Analysts say settlement is the right step for the BlackBerry maker Research In Motion (RIM) which is hoping to revive its fortune after January 30 — when it will officially launch BlackBerry 10.
RIM is unlikely to become financially strong soon. The smartphone major did not have new products in the last two quarters — that affected its revenue performance. If BlackBerry 10 does not take off well, it will court more troubles.
In Q3 for the three months ended December 1, 2012, RIM’s revenue was $2.7 billion, down 5 percent from $2.9 billion in the previous quarter and down 47 percent from $5.2 billion in the same quarter of fiscal 2012.
Last week, Research In Motion CEO Thorsten Heins said timing of BlackBerry 10 launch event on January 30, 2013 may impact sales of current BlackBerry 7 products as some customers may defer purchasing decisions.
The new patent license agreement will result in settlement of all existing patent litigation between the companies and withdrawal of pending actions in the US, UK and Canada related to a recent arbitration tribunal decision.

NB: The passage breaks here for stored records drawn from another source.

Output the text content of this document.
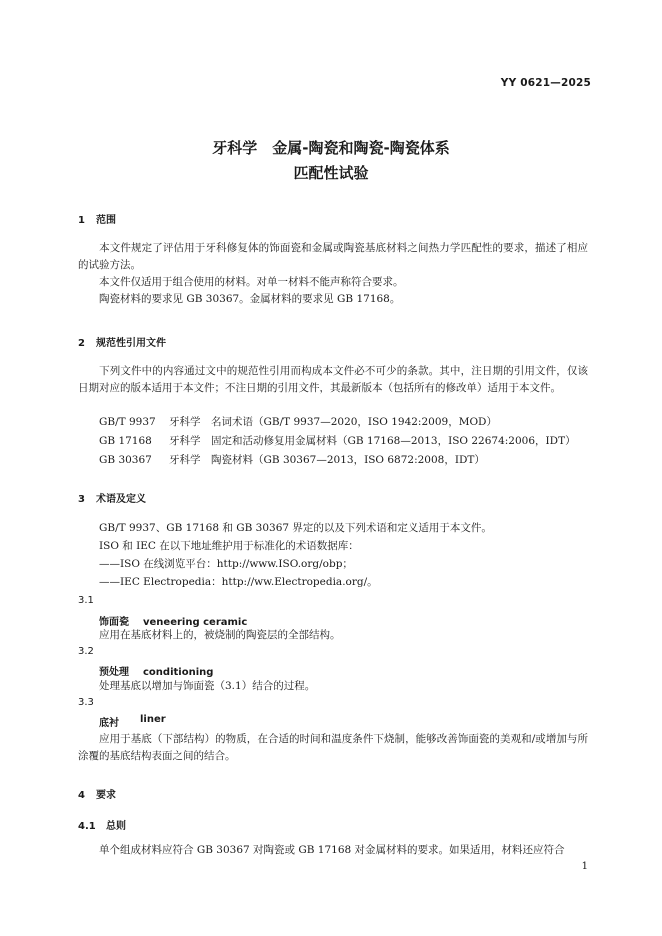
YY 0621—2025
牙科学　金属-陶瓷和陶瓷-陶瓷体系
匹配性试验
1 范围
本文件规定了评估用于牙科修复体的饰面瓷和金属或陶瓷基底材料之间热力学匹配性的要求，描述了相应的试验方法。
本文件仅适用于组合使用的材料。对单一材料不能声称符合要求。
陶瓷材料的要求见 GB 30367。金属材料的要求见 GB 17168。
2 规范性引用文件
下列文件中的内容通过文中的规范性引用而构成本文件必不可少的条款。其中，注日期的引用文件，仅该日期对应的版本适用于本文件；不注日期的引用文件，其最新版本（包括所有的修改单）适用于本文件。
GB/T 9937 牙科学　名词术语（GB/T 9937—2020，ISO 1942:2009，MOD）
GB 17168 牙科学　固定和活动修复用金属材料（GB 17168—2013，ISO 22674:2006，IDT）
GB 30367 牙科学　陶瓷材料（GB 30367—2013，ISO 6872:2008，IDT）
3 术语及定义
GB/T 9937、GB 17168 和 GB 30367 界定的以及下列术语和定义适用于本文件。
ISO 和 IEC 在以下地址维护用于标准化的术语数据库：
——ISO 在线浏览平台：http://www.ISO.org/obp；
——IEC Electropedia：http://ww.Electropedia.org/。
3.1
饰面瓷 veneering ceramic
应用在基底材料上的，被烧制的陶瓷层的全部结构。
3.2
预处理 conditioning
处理基底以增加与饰面瓷（3.1）结合的过程。
3.3
底衬 liner
应用于基底（下部结构）的物质，在合适的时间和温度条件下烧制，能够改善饰面瓷的美观和/或增加与所涂覆的基底结构表面之间的结合。
4 要求
4.1 总则
单个组成材料应符合 GB 30367 对陶瓷或 GB 17168 对金属材料的要求。如果适用，材料还应符合
1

Nokia said the financial structure of the agreement includes a one-time payment and on-going payments, all from RIM to Nokia.
Both RIM and Nokia did not share the specific terms of the agreement.

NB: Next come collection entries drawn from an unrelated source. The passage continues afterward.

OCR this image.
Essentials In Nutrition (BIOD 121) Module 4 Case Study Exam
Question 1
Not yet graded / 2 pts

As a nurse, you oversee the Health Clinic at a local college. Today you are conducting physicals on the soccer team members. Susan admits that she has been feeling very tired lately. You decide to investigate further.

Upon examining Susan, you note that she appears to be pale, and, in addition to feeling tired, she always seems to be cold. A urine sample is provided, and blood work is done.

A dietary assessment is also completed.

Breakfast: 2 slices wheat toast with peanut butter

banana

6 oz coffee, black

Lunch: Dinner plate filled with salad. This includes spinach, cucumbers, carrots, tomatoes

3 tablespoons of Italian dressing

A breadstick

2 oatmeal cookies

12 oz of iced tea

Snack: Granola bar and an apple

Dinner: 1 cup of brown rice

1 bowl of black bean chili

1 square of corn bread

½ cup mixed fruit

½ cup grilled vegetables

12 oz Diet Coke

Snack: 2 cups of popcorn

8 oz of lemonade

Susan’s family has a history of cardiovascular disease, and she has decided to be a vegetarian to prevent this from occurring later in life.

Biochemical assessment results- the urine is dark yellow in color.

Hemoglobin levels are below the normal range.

One year ago, Apple ended its patent dispute with Nokia. While the exact settlement terms were not disclosed, Nokia said that it would receive a one-time payment plus a lifetime of royalties from various Apple products. Considering the large number of iDevices that Apple sells every year, this settlement could be worth billions to Nokia.
During the last two decades, Nokia has invested approximately EUR 45 billion in research and development. Nokia has around 10,000 patent families.
“We are very pleased to have resolved our patent licensing issues with RIM and reached this new agreement, while maintaining Nokia’s ability to protect our unique product differentiation,” said Paul Melin, chief intellectual property officer at Nokia. “This agreement demonstrates Nokia’s industry leading patent portfolio and enables us to focus on further licensing opportunities in the mobile communications market.”